If you have acute visual symptoms — sudden vision loss, a fan-shaped pattern of exudates radiating from the fovea (the classic "macular star"), eye pain, or new floaters with a febrile illness — those are urgent ophthalmology findings regardless of cause. The ophthalmologist will examine the fundus and can order serology if a tick-borne infection is suspected.

If you have persistent symptoms after treatment and you are in the contested territory above: continuing care with whichever clinician you trust is the framework. We make no recommendation about which to choose. A longitudinal CSF record is data either kind of clinician can read.

If you are wondering whether your fatigue or vague symptoms are a tick-borne co-infection: a contrast sensitivity test cannot answer that. The pathway is clinical evaluation with appropriate serology. An eye exam belongs in the picture independently — refractive error, dry eye, and early cataract are routine findings worth ruling out before any vision change is attributed to a less-common cause.

Take the test

Take the test now. Three minutes for the quick mode, around seven for the full curve. Calibration happens at the start so the numbers are comparable across sessions on the same device.
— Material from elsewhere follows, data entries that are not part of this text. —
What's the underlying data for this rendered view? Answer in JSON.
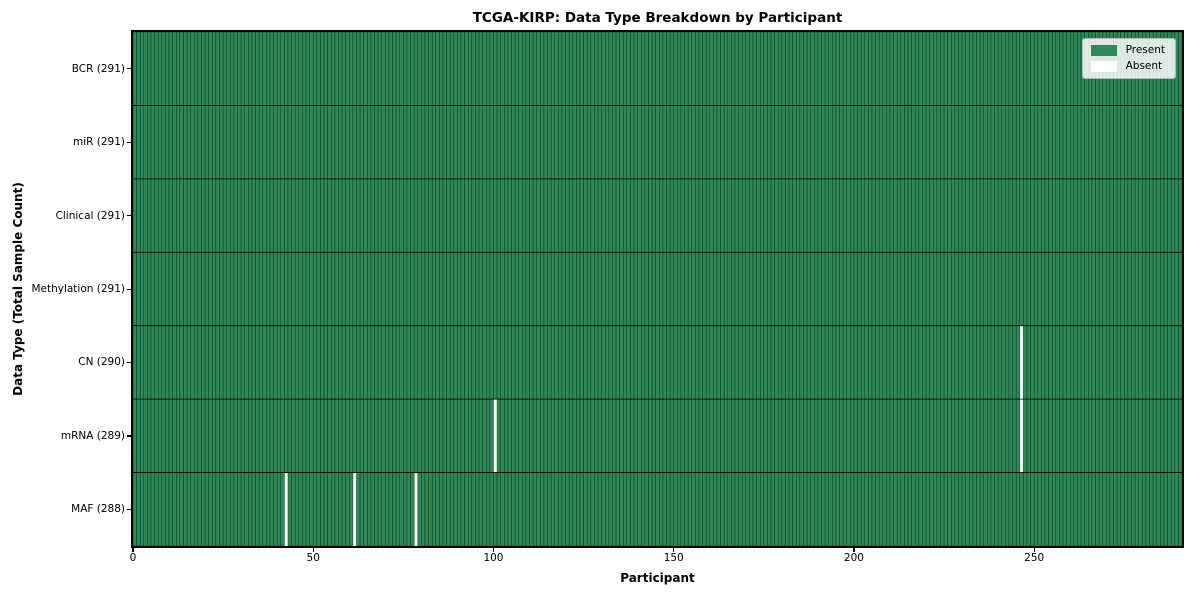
{
  "figure": {
    "title": "TCGA-KIRP: Data Type Breakdown by Participant",
    "xlabel": "Participant",
    "ylabel": "Data Type (Total Sample Count)"
  },
  "legend": {
    "items": [
      {
        "label": "Present",
        "color": "#2E8B57"
      },
      {
        "label": "Absent",
        "color": "#FFFFFF"
      }
    ]
  },
  "chart_data": {
    "type": "heatmap",
    "title": "TCGA-KIRP: Data Type Breakdown by Participant",
    "xlabel": "Participant",
    "ylabel": "Data Type (Total Sample Count)",
    "n_participants": 291,
    "x_ticks": [
      0,
      50,
      100,
      150,
      200,
      250
    ],
    "x_range": [
      0,
      291
    ],
    "categories": [
      "BCR (291)",
      "miR (291)",
      "Clinical (291)",
      "Methylation (291)",
      "CN (290)",
      "mRNA (289)",
      "MAF (288)"
    ],
    "rows": [
      {
        "data_type": "BCR",
        "label": "BCR (291)",
        "total_samples": 291,
        "absent_participant_indices": []
      },
      {
        "data_type": "miR",
        "label": "miR (291)",
        "total_samples": 291,
        "absent_participant_indices": []
      },
      {
        "data_type": "Clinical",
        "label": "Clinical (291)",
        "total_samples": 291,
        "absent_participant_indices": []
      },
      {
        "data_type": "Methylation",
        "label": "Methylation (291)",
        "total_samples": 291,
        "absent_participant_indices": []
      },
      {
        "data_type": "CN",
        "label": "CN (290)",
        "total_samples": 290,
        "absent_participant_indices": [
          246
        ]
      },
      {
        "data_type": "mRNA",
        "label": "mRNA (289)",
        "total_samples": 289,
        "absent_participant_indices": [
          100,
          246
        ]
      },
      {
        "data_type": "MAF",
        "label": "MAF (288)",
        "total_samples": 288,
        "absent_participant_indices": [
          42,
          61,
          78
        ]
      }
    ],
    "colors": {
      "present": "#2E8B57",
      "absent": "#FFFFFF",
      "cell_edge": "#0c2d1c",
      "row_divider": "#000000",
      "spine": "#000000"
    },
    "legend_entries": [
      "Present",
      "Absent"
    ],
    "legend_position": "upper-right",
    "grid": false
  }
}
If you are managing post-treatment symptoms after a documented tick-borne infection, save the baseline, retake if symptoms persist, and bring the trend to your clinician. The curve joins the rest of the picture rather than replacing any of it.

References

  • Raja, H., Starr, M. R., & Bakri, S. J. (2016). Ocular manifestations of tick-borne diseases. Survey of Ophthalmology, 61(6), 726–744. The most-cited recent comprehensive review of tick-borne ocular involvement, and the anchor for the calibration that Lyme and RMSF have relatively common vision-threatening manifestations while babesiosis, ehrlichiosis, and anaplasmosis are rare.
  • Reed, J. B., Scales, D. K., Wong, M. T., Lattuada, C. P., Dolan, M. J., & Schwab, I. R. (1998). Bartonella henselae neuroretinitis in cat scratch disease: diagnosis, management, and sequelae. Ophthalmology, 105(3), 459–466. Seminal case series of seven patients — the most-cited primary source for the Bartonella neuroretinitis finding that anchors this post.
  • Solley, W. A., Martin, D. F., Newman, N. J., King, R., Callanan, D. G., Zacchei, T., et al. (1999). Cat scratch disease: posterior segment manifestations. Ophthalmology, 106, 1546–1553. Extended the Reed et al. series to a broader range of posterior-segment findings — focal retinitis, branch retinal artery occlusion, choroiditis, exudative retinal detachment.
  • Ortiz, J. M., & Eagle, R. C., Jr. (1982). Ocular findings in human babesiosis (Nantucket fever). American Journal of Ophthalmology, 93(3), 307–311. The foundational paper on the sparse ocular literature in babesiosis — retinal haemorrhages, nerve-fibre-layer infarcts, papillitis.
  • Smith, T. W., & Burton, T. C. (1977). The retinal manifestations of Rocky Mountain spotted fever. American Journal of Ophthalmology, 84(2), 259–262. The foundational paper on RMSF retinal findings; the vasculitic mechanism it describes underpins the wider rickettsial ocular literature.
  • Vannier, E., & Krause, P. J. (2012). Human babesiosis. New England Journal of Medicine, 366, 2397–2407. Standard recent review — epidemiology, transmission, clinical features, diagnosis, treatment.
  • Pelli, D. G., Robson, J. G., & Wilkins, A. J. (1988). The design of a new letter chart for measuring contrast sensitivity. Clinical Vision Sciences, 2, 187–199. Source for the ±0.15 log test-retest repeatability and ±0.30 log clinically-meaningful-change figures.

A note on what we did not cite

The patient-advocacy clinical literature on chronic Bartonella and chronic Babesia, the Lyme-literate-clinician-network publications, and the broader chronic-co-infection framework sit outside the references above. That literature exists; selectively quoting from it without the methodological framing a fair evaluation requires risks misrepresenting either side. We recommend reading the relevant primary sources directly if those frameworks bear on your decisions.